Ranking Spotify playlists
Claire Rafford | Monday, October 29, 2018
Any Spotify user has been there. Sick of listening to the same four songs on repeat, we venture over to the “Browse” tab to select a new playlist with a catchy name and artsy cover photo. These mixes can seem like a blessing in the face of a musical rut. Still, with so many options, it’s easy to feel overwhelmed by the sheer volume of tunes that we have at our fingertips. So, because of both procrastination and desperation to think of a column topic, I followed approximately 35 playlists created by Spotify and attempted to rank the most memorable.
7. “Teen Party”
Barely relevant enough to be ranked, “Teen Party” earns its No. 7 spot due to the fact that I want a space to rant about it. The myriad of problems with this playlist begin with the fact that Ross Lynch, one of the least significant names in pop music, is the featured artist, and the issues just grow from there. The songs are trite and overplayed, and despite the fact that it claims to be a “Halloween-themed” playlist, Bobby Pickett’s “Monster Mash” does not make a single appearance. In my book, that is unforgivable.
6. “Chillin’ on a Dirt Road”
Country isn’t my favorite genre, but this collection happens to include every single country song that I’ve ever liked, such as catchy, sound-of-summer hits from Sam Hunt, Thomas Rhett and Zac Brown Band. Points are deducted, however, because Mason Ramsey (Walmart yodeling kid) is on here. Enough said.
5. “This is: ‘Hamilton’”
In my research for this column, I followed approximately 15 of my favorite artists who have “This Is” playlists, and “This is: ‘Hamilton’” came out on top. Not only does it include the acclaimed hip-hop soundtrack of the musical, but also the “Hamilton Mixtape” and some of Lin Manuel Miranda’s best “Hamildrops.” Aptly named, the playlist includes the show’s album, as well as the remixes inspired by the original art, demonstrating what “Hamilton” truly is and means to modern culture.
4. “This is: Aretha Franklin”
Fine, I take back my earlier comment. Aretha’s best is too good not to include. I don’t really have much to say about this one except that it’s almost as perfect as Aretha herself. A combination of her most iconic songs, most notably “Respect” and “Think,” and more obscure ones, like her cover of “Let it Be” by The Beatles, it is a feminist power mix for the ages.

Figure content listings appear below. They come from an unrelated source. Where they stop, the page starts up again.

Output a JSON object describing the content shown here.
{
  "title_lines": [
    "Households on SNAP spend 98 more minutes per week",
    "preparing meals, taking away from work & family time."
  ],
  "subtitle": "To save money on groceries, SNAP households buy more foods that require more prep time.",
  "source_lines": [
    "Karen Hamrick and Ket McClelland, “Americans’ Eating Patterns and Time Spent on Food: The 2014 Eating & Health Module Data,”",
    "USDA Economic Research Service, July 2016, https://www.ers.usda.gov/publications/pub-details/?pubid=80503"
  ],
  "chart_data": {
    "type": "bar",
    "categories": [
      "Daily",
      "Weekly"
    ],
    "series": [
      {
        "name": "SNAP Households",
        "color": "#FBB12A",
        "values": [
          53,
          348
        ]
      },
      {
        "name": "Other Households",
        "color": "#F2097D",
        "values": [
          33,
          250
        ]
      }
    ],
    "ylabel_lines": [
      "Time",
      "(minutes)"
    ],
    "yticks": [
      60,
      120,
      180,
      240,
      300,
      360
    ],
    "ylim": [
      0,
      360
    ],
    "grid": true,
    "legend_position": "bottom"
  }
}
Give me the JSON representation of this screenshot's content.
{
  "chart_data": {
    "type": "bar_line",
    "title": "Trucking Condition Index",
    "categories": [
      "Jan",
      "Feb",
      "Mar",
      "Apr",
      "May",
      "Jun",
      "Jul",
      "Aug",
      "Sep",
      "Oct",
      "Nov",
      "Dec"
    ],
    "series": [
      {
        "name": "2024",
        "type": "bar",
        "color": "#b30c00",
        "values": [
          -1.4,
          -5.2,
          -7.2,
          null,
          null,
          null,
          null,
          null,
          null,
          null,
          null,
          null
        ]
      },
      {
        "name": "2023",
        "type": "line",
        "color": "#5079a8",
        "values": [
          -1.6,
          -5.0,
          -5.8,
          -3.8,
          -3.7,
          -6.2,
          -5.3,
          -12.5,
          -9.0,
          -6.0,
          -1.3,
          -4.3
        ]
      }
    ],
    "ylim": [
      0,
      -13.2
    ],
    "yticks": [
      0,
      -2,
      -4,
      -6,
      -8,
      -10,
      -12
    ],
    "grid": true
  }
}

3. “Songs to Sing in the Car”
Perhaps the most precisely titled playlist on this list, “Songs to Sing in the Car” evokes the carefree, upbeat feeling of driving with music blasting on the radio. In addition to classic feel-good tunes, the playlist includes a myriad of songs about driving, such as “Life is a Highway,” “Take Me Home, Country Roads” and “Drive My Car.” Spotify was dedicated to the theme here, and I appreciate it.
2. “All Out ’60s”
Similar to the “This Is” series, Spotify created “All Out” playlists for every decade since the 1950s. I listened to all of them, and I am pleased to report that the bright beats of 1960s hits came out on top. This compilation includes the best of the era, with classics from The Beach Boys, The Beatles, Aretha Franklin, Stevie Wonder and more. I hardly skipped any songs while listening, which is a testament to the quality of the music.
1. “Have a Great Day!”
There was no chance that this playlist wouldn’t be ranked No. 1 when I started this venture. Though mostly throwbacks from the likes of ABBA, Paul Simon and more, this mix also includes some more recent upbeat tunes from Andy Grammer, fun. and others. If you start your day with this playlist, you’re practically guaranteed to indeed have a great day.
The views expressed in this column are those of the author and not necessarily those of The Observer.